The important takeaway for all investors Wednesday focused on Stock indices being able to rally sharply off the lows despite poor Tech earnings as rates followed through further to the downside. That’s an important point, and while I don’t normally utilize news to determine stock index movement anyhow, it shows us all that markets are focusing more on interest rate changes (and should eventually focus on declining inflation) more than negative earnings. While prices did slump into the close, hourly charts below show this not to be important in causing any sort of meaningful trend change from higher to lower. Overall, DeMark counts would reach exhaustion by some early positive news which could lift $SPX briefly up above 3897 in SPX Futures, or above 3886.15 in SPX cash before any short-term peak is in. Finally, I feel that rates likely stabilize here and should turn back higher for another upward thrust at recent highs. This might cause some near-term volatility in stock indices into next week, but ultimately should prove short-lived if what I’m thinking is correct. I remain positive for higher prices into December, despite the possibility for a near-term pullback starting in the days ahead.

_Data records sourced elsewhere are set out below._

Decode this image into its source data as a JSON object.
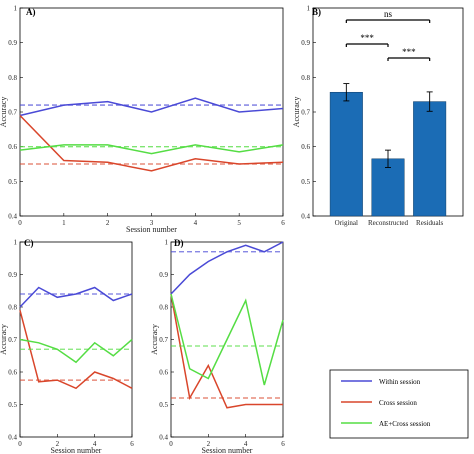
{
  "colors": {
    "within": "#4a4ad6",
    "cross": "#d9462b",
    "ae": "#55dd44",
    "bar": "#1b6cb5"
  },
  "legend": {
    "items": [
      {
        "key": "within",
        "label": "Within session"
      },
      {
        "key": "cross",
        "label": "Cross session"
      },
      {
        "key": "ae",
        "label": "AE+Cross session"
      }
    ]
  },
  "chart_data": [
    {
      "id": "A",
      "label": "A)",
      "type": "line",
      "xlabel": "Session number",
      "ylabel": "Accuracy",
      "xlim": [
        0,
        6
      ],
      "ylim": [
        0.4,
        1.0
      ],
      "xticks": [
        0,
        1,
        2,
        3,
        4,
        5,
        6
      ],
      "yticks": [
        0.4,
        0.5,
        0.6,
        0.7,
        0.8,
        0.9,
        1
      ],
      "x": [
        0,
        1,
        2,
        3,
        4,
        5,
        6
      ],
      "series": [
        {
          "key": "within",
          "values": [
            0.69,
            0.72,
            0.73,
            0.7,
            0.74,
            0.7,
            0.71
          ],
          "baseline": 0.72
        },
        {
          "key": "cross",
          "values": [
            0.69,
            0.56,
            0.555,
            0.53,
            0.565,
            0.55,
            0.555
          ],
          "baseline": 0.55
        },
        {
          "key": "ae",
          "values": [
            0.59,
            0.605,
            0.605,
            0.58,
            0.605,
            0.585,
            0.605
          ],
          "baseline": 0.6
        }
      ]
    },
    {
      "id": "B",
      "label": "B)",
      "type": "bar",
      "ylabel": "Accuracy",
      "ylim": [
        0.4,
        1.0
      ],
      "yticks": [
        0.4,
        0.5,
        0.6,
        0.7,
        0.8,
        0.9,
        1
      ],
      "categories": [
        "Original",
        "Reconstructed",
        "Residuals"
      ],
      "values": [
        0.757,
        0.565,
        0.73
      ],
      "errors": [
        0.025,
        0.025,
        0.028
      ],
      "significance": [
        {
          "from": 0,
          "to": 2,
          "label": "ns"
        },
        {
          "from": 0,
          "to": 1,
          "label": "***"
        },
        {
          "from": 1,
          "to": 2,
          "label": "***"
        }
      ]
    },
    {
      "id": "C",
      "label": "C)",
      "type": "line",
      "xlabel": "Session number",
      "ylabel": "Accuracy",
      "xlim": [
        0,
        6
      ],
      "ylim": [
        0.4,
        1.0
      ],
      "xticks": [
        0,
        2,
        4,
        6
      ],
      "yticks": [
        0.4,
        0.5,
        0.6,
        0.7,
        0.8,
        0.9,
        1
      ],
      "x": [
        0,
        1,
        2,
        3,
        4,
        5,
        6
      ],
      "series": [
        {
          "key": "within",
          "values": [
            0.8,
            0.86,
            0.83,
            0.84,
            0.86,
            0.82,
            0.84
          ],
          "baseline": 0.84
        },
        {
          "key": "cross",
          "values": [
            0.79,
            0.57,
            0.575,
            0.55,
            0.6,
            0.58,
            0.55
          ],
          "baseline": 0.575
        },
        {
          "key": "ae",
          "values": [
            0.7,
            0.69,
            0.67,
            0.63,
            0.69,
            0.65,
            0.7
          ],
          "baseline": 0.67
        }
      ]
    },
    {
      "id": "D",
      "label": "D)",
      "type": "line",
      "xlabel": "Session number",
      "ylabel": "Accuracy",
      "xlim": [
        0,
        6
      ],
      "ylim": [
        0.4,
        1.0
      ],
      "xticks": [
        0,
        2,
        4,
        6
      ],
      "yticks": [
        0.4,
        0.5,
        0.6,
        0.7,
        0.8,
        0.9,
        1
      ],
      "x": [
        0,
        1,
        2,
        3,
        4,
        5,
        6
      ],
      "series": [
        {
          "key": "within",
          "values": [
            0.84,
            0.9,
            0.94,
            0.97,
            0.99,
            0.97,
            1.0
          ],
          "baseline": 0.97
        },
        {
          "key": "cross",
          "values": [
            0.84,
            0.52,
            0.62,
            0.49,
            0.5,
            0.5,
            0.5
          ],
          "baseline": 0.52
        },
        {
          "key": "ae",
          "values": [
            0.84,
            0.61,
            0.58,
            0.7,
            0.82,
            0.56,
            0.76
          ],
          "baseline": 0.68
        }
      ]
    }
  ]
}
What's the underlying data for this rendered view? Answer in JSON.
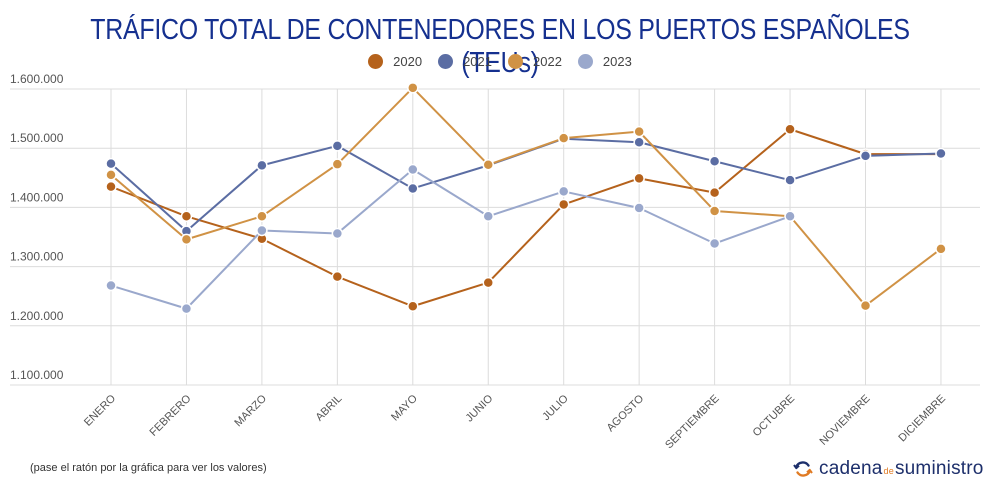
{
  "footnote": "(pase el ratón por la gráfica para ver los valores)",
  "brand": {
    "part1": "cadena",
    "part2": "de",
    "part3": "suministro",
    "icon": "refresh-arrows-icon"
  },
  "chart_data": {
    "type": "line",
    "title": "TRÁFICO TOTAL DE CONTENEDORES EN LOS PUERTOS ESPAÑOLES (TEUs)",
    "xlabel": "",
    "ylabel": "",
    "categories": [
      "ENERO",
      "FEBRERO",
      "MARZO",
      "ABRIL",
      "MAYO",
      "JUNIO",
      "JULIO",
      "AGOSTO",
      "SEPTIEMBRE",
      "OCTUBRE",
      "NOVIEMBRE",
      "DICIEMBRE"
    ],
    "ylim": [
      1100000,
      1600000
    ],
    "yticks": [
      1100000,
      1200000,
      1300000,
      1400000,
      1500000,
      1600000
    ],
    "ytick_labels": [
      "1.100.000",
      "1.200.000",
      "1.300.000",
      "1.400.000",
      "1.500.000",
      "1.600.000"
    ],
    "grid": true,
    "legend_position": "top-center",
    "series": [
      {
        "name": "2020",
        "color": "#b5621c",
        "values": [
          1435000,
          1385000,
          1347000,
          1283000,
          1233000,
          1273000,
          1405000,
          1449000,
          1425000,
          1532000,
          1490000,
          1490000
        ]
      },
      {
        "name": "2021",
        "color": "#5b6da3",
        "values": [
          1474000,
          1360000,
          1471000,
          1504000,
          1432000,
          1471000,
          1516000,
          1510000,
          1478000,
          1446000,
          1487000,
          1491000
        ]
      },
      {
        "name": "2022",
        "color": "#d09245",
        "values": [
          1455000,
          1346000,
          1385000,
          1473000,
          1602000,
          1472000,
          1517000,
          1528000,
          1394000,
          1385000,
          1234000,
          1330000
        ]
      },
      {
        "name": "2023",
        "color": "#9aa8cc",
        "values": [
          1268000,
          1229000,
          1361000,
          1356000,
          1464000,
          1385000,
          1427000,
          1399000,
          1339000,
          1385000,
          null,
          null
        ]
      }
    ]
  }
}
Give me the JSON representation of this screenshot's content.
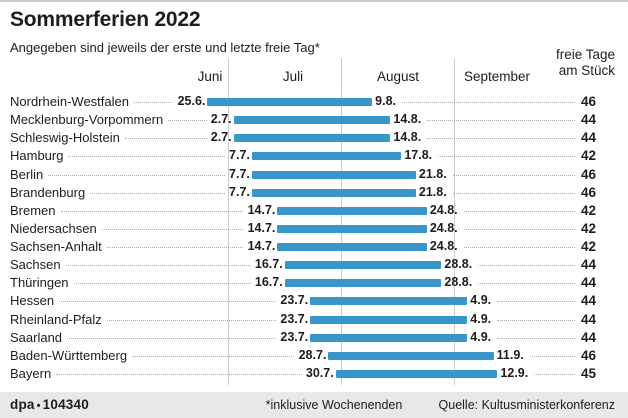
{
  "title": "Sommerferien 2022",
  "subtitle": "Angegeben sind jeweils der erste und letzte freie Tag*",
  "right_header": {
    "line1": "freie Tage",
    "line2": "am Stück"
  },
  "months": [
    {
      "label": "Juni"
    },
    {
      "label": "Juli"
    },
    {
      "label": "August"
    },
    {
      "label": "September"
    }
  ],
  "chart_data": {
    "type": "bar",
    "subtype": "timeline-gantt",
    "x_axis": {
      "labels": [
        "Juni",
        "Juli",
        "August",
        "September"
      ],
      "unit": "date"
    },
    "value_column_header": "freie Tage am Stück",
    "rows": [
      {
        "state": "Nordrhein-Westfalen",
        "start": "25.6.",
        "end": "9.8.",
        "days": 46
      },
      {
        "state": "Mecklenburg-Vorpommern",
        "start": "2.7.",
        "end": "14.8.",
        "days": 44
      },
      {
        "state": "Schleswig-Holstein",
        "start": "2.7.",
        "end": "14.8.",
        "days": 44
      },
      {
        "state": "Hamburg",
        "start": "7.7.",
        "end": "17.8.",
        "days": 42
      },
      {
        "state": "Berlin",
        "start": "7.7.",
        "end": "21.8.",
        "days": 46
      },
      {
        "state": "Brandenburg",
        "start": "7.7.",
        "end": "21.8.",
        "days": 46
      },
      {
        "state": "Bremen",
        "start": "14.7.",
        "end": "24.8.",
        "days": 42
      },
      {
        "state": "Niedersachsen",
        "start": "14.7.",
        "end": "24.8.",
        "days": 42
      },
      {
        "state": "Sachsen-Anhalt",
        "start": "14.7.",
        "end": "24.8.",
        "days": 42
      },
      {
        "state": "Sachsen",
        "start": "16.7.",
        "end": "28.8.",
        "days": 44
      },
      {
        "state": "Thüringen",
        "start": "16.7.",
        "end": "28.8.",
        "days": 44
      },
      {
        "state": "Hessen",
        "start": "23.7.",
        "end": "4.9.",
        "days": 44
      },
      {
        "state": "Rheinland-Pfalz",
        "start": "23.7.",
        "end": "4.9.",
        "days": 44
      },
      {
        "state": "Saarland",
        "start": "23.7.",
        "end": "4.9.",
        "days": 44
      },
      {
        "state": "Baden-Württemberg",
        "start": "28.7.",
        "end": "11.9.",
        "days": 46
      },
      {
        "state": "Bayern",
        "start": "30.7.",
        "end": "12.9.",
        "days": 45
      }
    ]
  },
  "footer": {
    "credit": "dpa",
    "credit_sep": "•",
    "credit_id": "104340",
    "note": "*inklusive Wochenenden",
    "source": "Quelle: Kultusministerkonferenz"
  },
  "colors": {
    "bar": "#3996cb",
    "grid": "#cccccc",
    "leader": "#b0b0b0",
    "footer_bg": "#e8e8e6",
    "top_border": "#c9c9c9",
    "text": "#1d1d1b"
  }
}
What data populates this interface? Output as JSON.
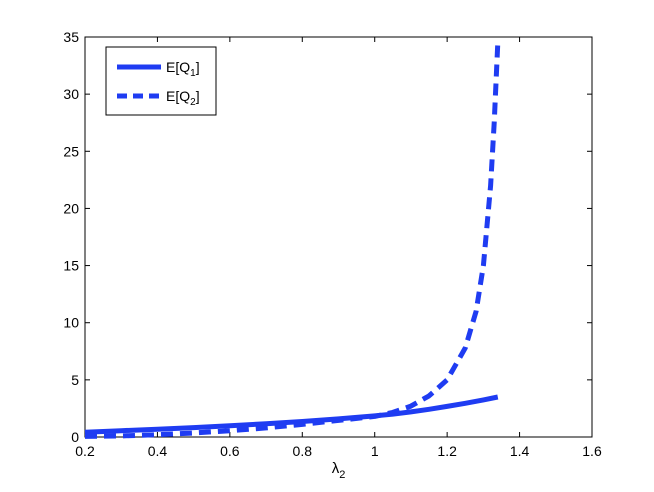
{
  "chart_data": {
    "type": "line",
    "title": "",
    "xlabel": "λ",
    "xlabel_sub": "2",
    "ylabel": "",
    "xlim": [
      0.2,
      1.6
    ],
    "ylim": [
      0,
      35
    ],
    "xticks": [
      "0.2",
      "0.4",
      "0.6",
      "0.8",
      "1",
      "1.2",
      "1.4",
      "1.6"
    ],
    "yticks": [
      "0",
      "5",
      "10",
      "15",
      "20",
      "25",
      "30",
      "35"
    ],
    "grid": false,
    "legend_position": "top-left",
    "series": [
      {
        "name": "E[Q",
        "name_sub": "1",
        "name_end": "]",
        "style": "solid",
        "color": "#1f3cf2",
        "x": [
          0.2,
          0.3,
          0.4,
          0.5,
          0.6,
          0.7,
          0.8,
          0.9,
          1.0,
          1.05,
          1.1,
          1.15,
          1.2,
          1.25,
          1.3,
          1.34
        ],
        "y": [
          0.42,
          0.55,
          0.68,
          0.82,
          0.98,
          1.16,
          1.36,
          1.58,
          1.85,
          2.0,
          2.2,
          2.42,
          2.68,
          2.95,
          3.25,
          3.5
        ]
      },
      {
        "name": "E[Q",
        "name_sub": "2",
        "name_end": "]",
        "style": "dashed",
        "color": "#1f3cf2",
        "x": [
          0.2,
          0.3,
          0.4,
          0.5,
          0.6,
          0.7,
          0.8,
          0.9,
          1.0,
          1.05,
          1.1,
          1.15,
          1.2,
          1.25,
          1.28,
          1.3,
          1.32,
          1.33,
          1.34
        ],
        "y": [
          0.05,
          0.1,
          0.2,
          0.35,
          0.55,
          0.8,
          1.1,
          1.45,
          1.8,
          2.15,
          2.7,
          3.6,
          5.0,
          7.8,
          11.0,
          15.0,
          22.0,
          27.5,
          34.5
        ]
      }
    ]
  },
  "colors": {
    "series": "#1f3cf2",
    "axes": "#000000",
    "background": "#ffffff"
  }
}
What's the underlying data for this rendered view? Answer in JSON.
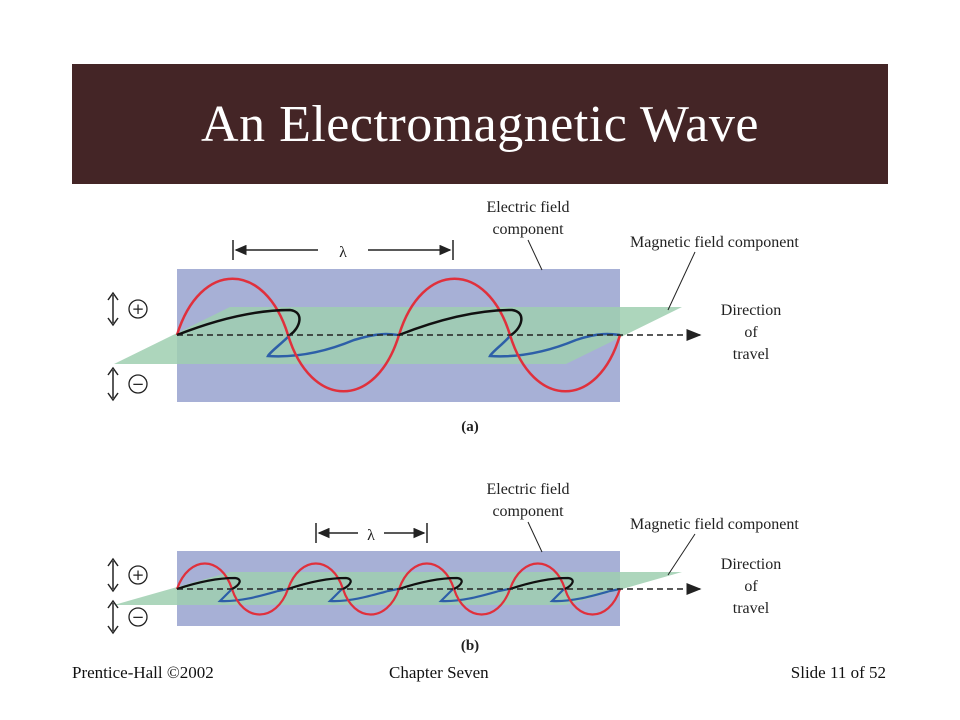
{
  "slide": {
    "title": "An Electromagnetic Wave",
    "footer_left": "Prentice-Hall ©2002",
    "footer_center": "Chapter Seven",
    "footer_right": "Slide 11 of 52"
  },
  "panels": [
    {
      "id": "a",
      "caption": "(a)",
      "wavelength_symbol": "λ",
      "electric_label_line1": "Electric field",
      "electric_label_line2": "component",
      "magnetic_label": "Magnetic field component",
      "direction_line1": "Direction",
      "direction_line2": "of",
      "direction_line3": "travel",
      "plus": "+",
      "minus": "−",
      "cycles": 2
    },
    {
      "id": "b",
      "caption": "(b)",
      "wavelength_symbol": "λ",
      "electric_label_line1": "Electric field",
      "electric_label_line2": "component",
      "magnetic_label": "Magnetic field component",
      "direction_line1": "Direction",
      "direction_line2": "of",
      "direction_line3": "travel",
      "plus": "+",
      "minus": "−",
      "cycles": 4
    }
  ],
  "colors": {
    "title_bg": "#442526",
    "electric_plane": "#a7b0d6",
    "magnetic_plane": "#9fcfb0",
    "electric_wave": "#e0303c",
    "magnetic_wave_front": "#111111",
    "magnetic_wave_back": "#2d5fa8"
  }
}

“FAANG” earnings have slumped, and technically it remains tough to overweight “FAANG” just yet
Earnings in many of the large-cap growth Stocks within Technology have seemingly disappointed, and technically speaking, the breakdown in stocks like $GOOGL, $META, $MSFT has caused some weakness in daily chart formations and has occurred on the above-average volume.
This likely serves as a near-term headwind for Technology to continue its recent outperformance, and likely also a headwind for SPX in the short run.
Charts of the NY FANG index (Bloomberg) graphed as a composite of this index along with adding Microsoft $MSFT is shown below, entitled “My FANG Index” (This shows performance of this basket, which I’m labeling “FAANG” given its inclusion of $AAPL and MSFT).
Technically, this has been in a relative downtrend vs. the S&P 500 since February 2021, and the violation of the multi-year uptrend on an absolute basis happened in January of this year (Shown as the Composite breaking down under the upsloping black trendline).
Key lessons: Relative weakness and/or strength normally will start before the absolute move. Charting relative performance vs SPX and charting the sub-sector performance vs its Sector normally is worthwhile towards showing breakouts or breakdowns which might not be seen on an absolute basis (i.e. FAANG starting to wane in 2021 ahead of the larger absolute breakdown).
Below we see some minor attempts in “FAANG” to stabilize but relatively speaking, this composite has just broken down under May lows to new lows for the year. Thus, some evidence of stability in this group is imperative, sooner than later to help technology’s bounce to continue.
Technology has begun to bounce; yet still an overall laggard
One interesting development has been the swift rebound in Technology since early October. Many stocks among all sub-sectors rallied despite rates still pushing higher. However, now that rates have shown some evidence of rolling over, we’ve seen Tech rally up even faster.
A couple relevant points: First, relative charts of Invesco’s equal-weighted Technology ETF $RYT vs SPY (in ratio form) has not yet broken downtrends. Thus, relatively speaking, Technology has some further progress that needs to be made before confirming that this group should start to outperform. (This makes perfect sense technically, as $TNX will require a move lower under 3.83% to break its uptrend and confirm a larger breakdown in rates).
At present, we’ve seen a minor breakout of the two-month downtrend in $RYT, but similar to the broader averages, this remains trending down from the all-time highs.
Overall, I like Technology to outperform in November and December, but I feel it’s a must that Treasury yields to break existing uptrends to allow for a more meaningful push into Growth.
Healthcare breaking out again helping to buoy markets despite Tech woes
Healthcare continues to be one of the most important sectors investors should be focusing on, given it representing the 2nd largest weight in $SPX per market capitalization.
Just in the last few days, there have been some interesting bouts of strength, despite rates having begun to rollover, driving Technology higher. Over the past rolling one-week period, Equal-weighted Healthcare has outperformed all other Equal-weighted major sector ETF’s along with all other cap-weighted ETF’s, returning +6.46%.
This sector was one I highlighted last January as being one of the top sectors to favor for outperformance for 2022, besides Energy, Materials and technology. While Large-Cap Healthcare has trounced the equal-weighed sector in YTD performance, equal-weighted Healthcare looks to be making a comeback.
Optuma charts show both absolute and relative breakouts in Healthcare over the last couple days, making this group one to favor for 4Q outperformance. While a larger rollover in interest rates might help Technology show better relative strength, it’s thought that Biotech likely provides the strength upon confirmation of a breakdown in rates.
Until that time, Pharmaceutical stocks likely can strengthen further and might outperform Biotech while bearish market trends persist. Medical Devices should be close to trying to turn higher and outperform Healthcare services. However, this has not yet gotten underway.
My favorite stocks in Healthcare center on $HUM, $REGN, and $LLY in my Upticks list, along with $VRTX which I listed on my Institutional Upticks list a month ago.